- Other names: Rambam-Hasharon syndrome, CDG-IIc, CDG2C
- This condition ia inherited via autosomal recessive manner

= Congenital disorder of glycosylation type IIc =

Congenital disorder of glycosylation type IIc or Leukocyte adhesion deficiency-2 (LAD2) is a type of leukocyte adhesion deficiency attributable to the absence of neutrophil sialyl-LewisX, a ligand of P- and E-selectin on vascular endothelium. It is associated with SLC35C1.
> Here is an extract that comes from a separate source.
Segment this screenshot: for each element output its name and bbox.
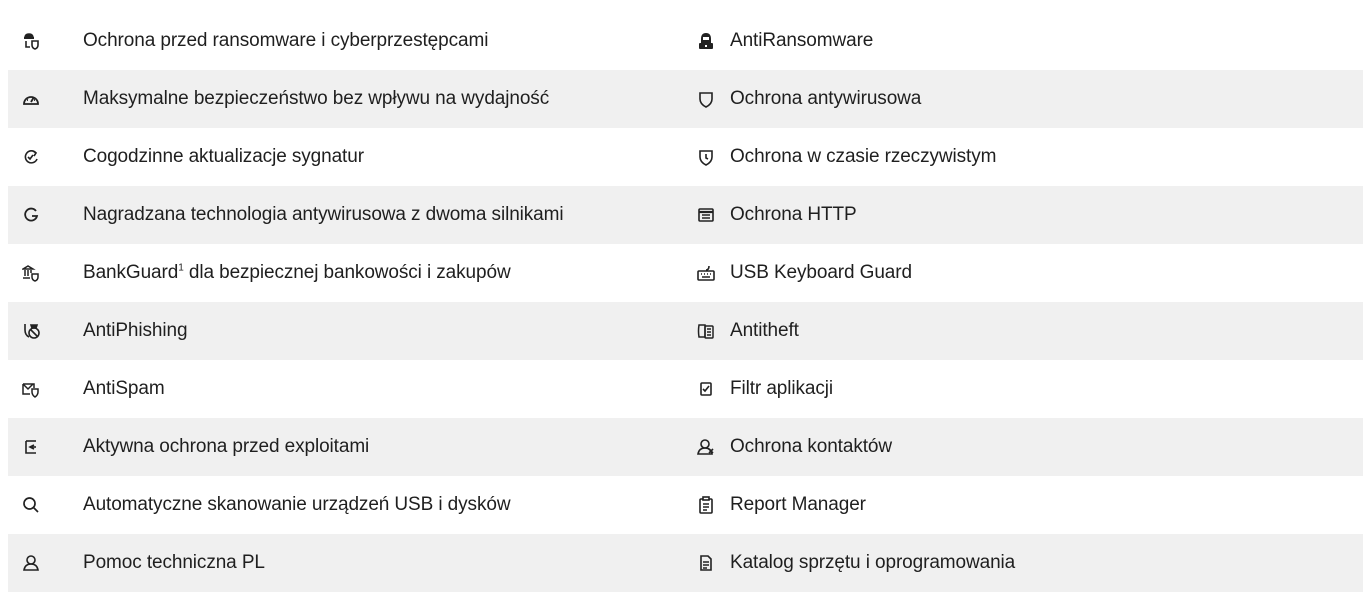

This disorder was discovered in two unrelated Israeli boys 3 and 5 years of age, each the offspring of consanguineous parents. Both had severe mental retardation, short stature, a distinctive facial appearance, and the Bombay (hh) blood phenotype, and both were secretor- and Lewis-negative. They both had had recurrent severe bacterial infections similar to those seen in patients with LAD1, including pneumonia, periodontitis, otitis media, and localized cellulitis. Similar to that in patients with LAD1, their infections were accompanied by pronounced leukocytosis (30,000 to 150,000/mm^{3}) but an absence of pus formation at sites of recurrent cellulitis. In vitro studies revealed a pronounced defect in neutrophil motility. Because the genes for the red blood cell H antigen and for the secretor status encode for distinct α1,2-fucosyltransferases and the synthesis of Sialyl-LewisX requires an α1,3-fucosyltransferase, it was postulated that a general defect in fucose metabolism is the basis for this disorder. It was subsequently found that GDP-L-fucose transport into Golgi vesicles was specifically impaired, and then missense mutations in the GDP-fucose transporter cDNA of three patients with LAD2 were discovered. Thus, GDP-fucose transporter deficiency is a cause of LAD2.